In some Southeast Asia countries, adult sex workers are legally allowed to work, and there are laws that protect them. 

A Problematic Status Quo 

In Myanmar, sex workers are frequently harassed, abused and violated due to the Suppression of Prostitution Act. 

Although prostitution is illegal in Myanmar, sex workers’ services are on offer in most of Myanmar’s 330 townships. Their services are offered near bus terminals, at KTV lounges, in beauty salons, and at numerous other venues. Bribes are sometimes paid so that authorities will turn a blind eye to prostitution being transacted out in the open. 

“It’s illegal here, but we are working by giving bribes to authorities. We are arrested sometimes,” said one sex worker, Ma Hnin Pwint (not her real name). 

“We are arrested if we fail to give the bribe or on the order of their superior,” she said. Ma Hnin Pwint’s real name and location are being kept confidential for her own safety. 

Given that they are engaging with potential clients on the streets and outside of the formal economy — and lacking any legal protections — sex workers like Ma Hnin Pwint are sometimes robbed, and face exploitation and gang abuse, according to sex workers’ rights advocates. 

Prostitutes are often managed by pimps, and a typical split of a sex worker’s earnings sees their pimp getting two-thirds and the sex worker getting just one-third. It is not uncommon to be beaten or otherwise punished by their pimp if a sex worker’s client is not satisfied. 

“I am doing this job but I am not happy,” said Ma Hnin PWint. “I have no choice as I am uneducated. If a client pays K10,000, I get K4,000. We have to pay K6,000 to the pimp. And, we are always worried about being arrested by the police.” 

Sex workers are often arrested when authorities pretend to be a client, or when complaints are made by residents in a neighbourhood where sex work is transacted. 

The underground nature of the sex economy creates a situation where sexually transmitted diseases spread easily and violence against sex workers is common. 

Ma Hnin Pwint, who has experienced violence at the hands of clients, said: “When I was working in Yangon, a man came and hired me for a night and took me to a hotel. When we arrived at the hotel, three people were waiting. I couldn’t run away. They had sex with me in turns, all night. They strangled me during sex. I almost died. I was hurt and I couldn’t work for a month.” 

Many sex workers have had abusive experiences similar to Ma Hnin Pwint, but there is no place for them to complain about the violence. 

Bringing Sex Work Out of Myanmar’s Shadows 

Prostitution is a business that cannot be successfully banned. That’s why it should be allowed. Prostitutes are often doing this work due to financial hardship, and most have limited education. Very few work as prostitutes for fun. They enter into the sex trade for various other reasons, and under various, often unenviable circumstances. 

Legalising prostitution would bring better protection against sexually transmitted diseases such as syphilis and HIV, for both sex workers and their clients. And it would provide a safer workplace for prostitutes.  

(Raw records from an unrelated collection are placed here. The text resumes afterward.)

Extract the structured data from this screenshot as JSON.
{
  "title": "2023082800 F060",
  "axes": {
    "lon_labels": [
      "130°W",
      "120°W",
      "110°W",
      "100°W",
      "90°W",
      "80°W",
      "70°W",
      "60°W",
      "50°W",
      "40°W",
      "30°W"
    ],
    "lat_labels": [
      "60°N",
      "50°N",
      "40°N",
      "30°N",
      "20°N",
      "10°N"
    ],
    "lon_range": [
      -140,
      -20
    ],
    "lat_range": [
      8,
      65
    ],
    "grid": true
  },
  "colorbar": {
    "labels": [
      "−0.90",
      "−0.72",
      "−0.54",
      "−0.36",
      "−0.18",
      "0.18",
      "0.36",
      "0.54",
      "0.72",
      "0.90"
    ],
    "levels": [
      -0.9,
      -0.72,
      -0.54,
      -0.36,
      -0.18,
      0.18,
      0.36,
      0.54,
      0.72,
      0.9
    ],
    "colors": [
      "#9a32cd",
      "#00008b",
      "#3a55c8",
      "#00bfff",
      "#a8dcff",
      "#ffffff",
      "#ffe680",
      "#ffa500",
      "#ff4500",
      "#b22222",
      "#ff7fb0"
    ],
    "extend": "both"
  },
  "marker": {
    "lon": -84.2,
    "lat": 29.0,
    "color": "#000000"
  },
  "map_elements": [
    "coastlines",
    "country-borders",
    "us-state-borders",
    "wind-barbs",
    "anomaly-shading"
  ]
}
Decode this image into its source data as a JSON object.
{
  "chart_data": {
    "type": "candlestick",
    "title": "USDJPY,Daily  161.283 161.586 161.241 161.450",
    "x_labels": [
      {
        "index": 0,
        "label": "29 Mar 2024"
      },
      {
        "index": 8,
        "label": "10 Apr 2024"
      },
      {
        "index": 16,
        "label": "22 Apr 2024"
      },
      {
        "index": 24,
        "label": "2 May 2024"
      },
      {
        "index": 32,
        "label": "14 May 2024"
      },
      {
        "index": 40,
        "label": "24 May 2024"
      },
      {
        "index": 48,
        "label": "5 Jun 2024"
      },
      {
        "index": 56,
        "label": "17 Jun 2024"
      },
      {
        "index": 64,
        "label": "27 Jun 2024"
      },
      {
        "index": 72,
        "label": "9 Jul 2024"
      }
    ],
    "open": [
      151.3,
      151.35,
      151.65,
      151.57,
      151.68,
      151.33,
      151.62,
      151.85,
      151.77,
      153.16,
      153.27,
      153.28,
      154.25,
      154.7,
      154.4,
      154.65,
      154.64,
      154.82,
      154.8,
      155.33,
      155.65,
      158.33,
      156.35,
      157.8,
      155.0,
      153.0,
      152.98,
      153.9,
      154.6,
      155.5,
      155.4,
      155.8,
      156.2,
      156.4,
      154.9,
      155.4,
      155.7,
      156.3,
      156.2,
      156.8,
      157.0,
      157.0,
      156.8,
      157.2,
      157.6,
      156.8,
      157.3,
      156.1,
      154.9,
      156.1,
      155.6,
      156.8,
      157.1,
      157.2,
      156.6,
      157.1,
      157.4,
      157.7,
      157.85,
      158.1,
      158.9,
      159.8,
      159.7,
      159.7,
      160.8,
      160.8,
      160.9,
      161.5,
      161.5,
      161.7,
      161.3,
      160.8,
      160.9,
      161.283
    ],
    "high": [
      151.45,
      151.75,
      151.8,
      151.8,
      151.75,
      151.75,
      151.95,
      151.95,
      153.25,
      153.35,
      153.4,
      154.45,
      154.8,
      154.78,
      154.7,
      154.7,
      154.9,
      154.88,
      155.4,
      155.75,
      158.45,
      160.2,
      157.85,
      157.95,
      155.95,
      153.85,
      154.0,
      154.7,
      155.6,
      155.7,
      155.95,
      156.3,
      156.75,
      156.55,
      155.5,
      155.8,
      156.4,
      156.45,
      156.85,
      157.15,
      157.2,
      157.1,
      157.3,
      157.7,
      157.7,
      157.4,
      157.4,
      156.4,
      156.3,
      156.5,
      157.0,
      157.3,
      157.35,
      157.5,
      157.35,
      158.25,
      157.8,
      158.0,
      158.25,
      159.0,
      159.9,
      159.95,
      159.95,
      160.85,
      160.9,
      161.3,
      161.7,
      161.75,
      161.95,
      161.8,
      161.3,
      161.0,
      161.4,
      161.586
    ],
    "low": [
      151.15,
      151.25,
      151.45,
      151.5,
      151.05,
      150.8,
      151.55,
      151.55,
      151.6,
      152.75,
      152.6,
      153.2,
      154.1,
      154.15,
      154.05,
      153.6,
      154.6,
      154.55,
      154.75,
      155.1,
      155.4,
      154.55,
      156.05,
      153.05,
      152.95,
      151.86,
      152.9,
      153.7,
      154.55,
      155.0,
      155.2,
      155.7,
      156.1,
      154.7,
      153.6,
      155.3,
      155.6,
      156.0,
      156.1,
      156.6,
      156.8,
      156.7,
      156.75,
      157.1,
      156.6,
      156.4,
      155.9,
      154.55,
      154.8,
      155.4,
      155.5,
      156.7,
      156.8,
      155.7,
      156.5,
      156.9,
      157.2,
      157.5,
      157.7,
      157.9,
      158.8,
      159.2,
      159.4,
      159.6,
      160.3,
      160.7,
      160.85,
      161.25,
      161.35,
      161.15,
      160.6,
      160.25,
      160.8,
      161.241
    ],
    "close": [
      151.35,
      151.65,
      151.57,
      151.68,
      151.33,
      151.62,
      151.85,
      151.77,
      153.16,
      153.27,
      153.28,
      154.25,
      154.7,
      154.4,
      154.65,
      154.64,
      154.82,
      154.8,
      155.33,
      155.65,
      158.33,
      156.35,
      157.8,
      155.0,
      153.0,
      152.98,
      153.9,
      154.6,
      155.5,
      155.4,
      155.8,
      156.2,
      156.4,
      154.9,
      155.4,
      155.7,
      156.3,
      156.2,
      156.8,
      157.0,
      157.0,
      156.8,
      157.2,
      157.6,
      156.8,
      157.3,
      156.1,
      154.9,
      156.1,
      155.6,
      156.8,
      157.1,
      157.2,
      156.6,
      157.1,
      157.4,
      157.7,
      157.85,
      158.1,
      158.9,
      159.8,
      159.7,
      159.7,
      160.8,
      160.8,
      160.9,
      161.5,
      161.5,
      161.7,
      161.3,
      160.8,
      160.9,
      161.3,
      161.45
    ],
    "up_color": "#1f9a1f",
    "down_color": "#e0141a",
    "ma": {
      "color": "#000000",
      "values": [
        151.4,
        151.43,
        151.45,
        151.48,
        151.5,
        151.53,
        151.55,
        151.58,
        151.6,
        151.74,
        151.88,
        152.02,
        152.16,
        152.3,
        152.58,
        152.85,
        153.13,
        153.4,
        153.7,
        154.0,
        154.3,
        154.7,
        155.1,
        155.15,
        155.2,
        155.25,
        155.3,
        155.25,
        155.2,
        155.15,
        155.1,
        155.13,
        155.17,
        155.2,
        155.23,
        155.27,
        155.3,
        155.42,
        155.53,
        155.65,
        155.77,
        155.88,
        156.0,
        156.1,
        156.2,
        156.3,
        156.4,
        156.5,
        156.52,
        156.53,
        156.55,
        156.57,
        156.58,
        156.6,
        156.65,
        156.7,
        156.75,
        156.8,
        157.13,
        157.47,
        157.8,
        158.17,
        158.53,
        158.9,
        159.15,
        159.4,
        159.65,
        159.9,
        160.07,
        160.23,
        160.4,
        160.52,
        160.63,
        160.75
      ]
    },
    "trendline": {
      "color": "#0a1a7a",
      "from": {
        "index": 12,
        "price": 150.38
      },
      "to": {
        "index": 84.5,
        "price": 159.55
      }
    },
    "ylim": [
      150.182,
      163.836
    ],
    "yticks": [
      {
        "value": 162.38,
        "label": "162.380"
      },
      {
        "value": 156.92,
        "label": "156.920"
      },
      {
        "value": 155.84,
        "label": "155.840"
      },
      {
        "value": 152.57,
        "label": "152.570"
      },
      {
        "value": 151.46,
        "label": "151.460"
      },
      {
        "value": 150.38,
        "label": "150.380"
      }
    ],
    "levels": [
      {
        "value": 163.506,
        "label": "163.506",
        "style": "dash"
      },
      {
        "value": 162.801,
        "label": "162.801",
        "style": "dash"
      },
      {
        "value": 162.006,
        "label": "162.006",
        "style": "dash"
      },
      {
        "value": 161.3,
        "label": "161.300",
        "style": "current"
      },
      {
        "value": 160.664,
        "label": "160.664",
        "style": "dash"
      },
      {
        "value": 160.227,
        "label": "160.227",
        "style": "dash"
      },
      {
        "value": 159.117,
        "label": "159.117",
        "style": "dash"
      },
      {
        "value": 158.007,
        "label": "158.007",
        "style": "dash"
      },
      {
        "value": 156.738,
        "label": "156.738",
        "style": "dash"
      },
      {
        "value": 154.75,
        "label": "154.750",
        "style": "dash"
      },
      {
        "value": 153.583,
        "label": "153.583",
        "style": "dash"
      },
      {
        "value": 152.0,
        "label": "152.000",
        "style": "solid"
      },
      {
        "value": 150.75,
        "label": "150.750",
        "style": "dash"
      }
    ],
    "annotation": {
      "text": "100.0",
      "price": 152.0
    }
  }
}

The Women’s League of Burma has said that domestic violence and sexual assaults against women in Myanmar have been on the rise since the outbreak of Covid-19 and stay-at-home orders that were issued in response to the pandemic, and domestic violence against women has increased significantly since the military coup on February 1. Additionally, the number of sex workers arrested is also up, according to a Women’s League of Burma report. 

Prostitution is a business that exists based on demand, so the notion that prostitution can be eliminated is simply not realistic.  

Properly licensing sex business owners and systematically requiring medical checkups for sex workers are commonsense alternatives to the status quo, better protecting prostitutes and reducing the number of sexual assaults, rapes and other violent crimes. 

When 35 women and men of different ages in Myanmar were asked whether prostitution should be legalised or not, 21 said yes and only nine said no. Five said they did not know. 

According to a survey compiled in 2017, there are more than 66,000 sex workers in Myanmar. They will continue to face arrest, violence and health problems unless the current law criminalising prostitution is amended.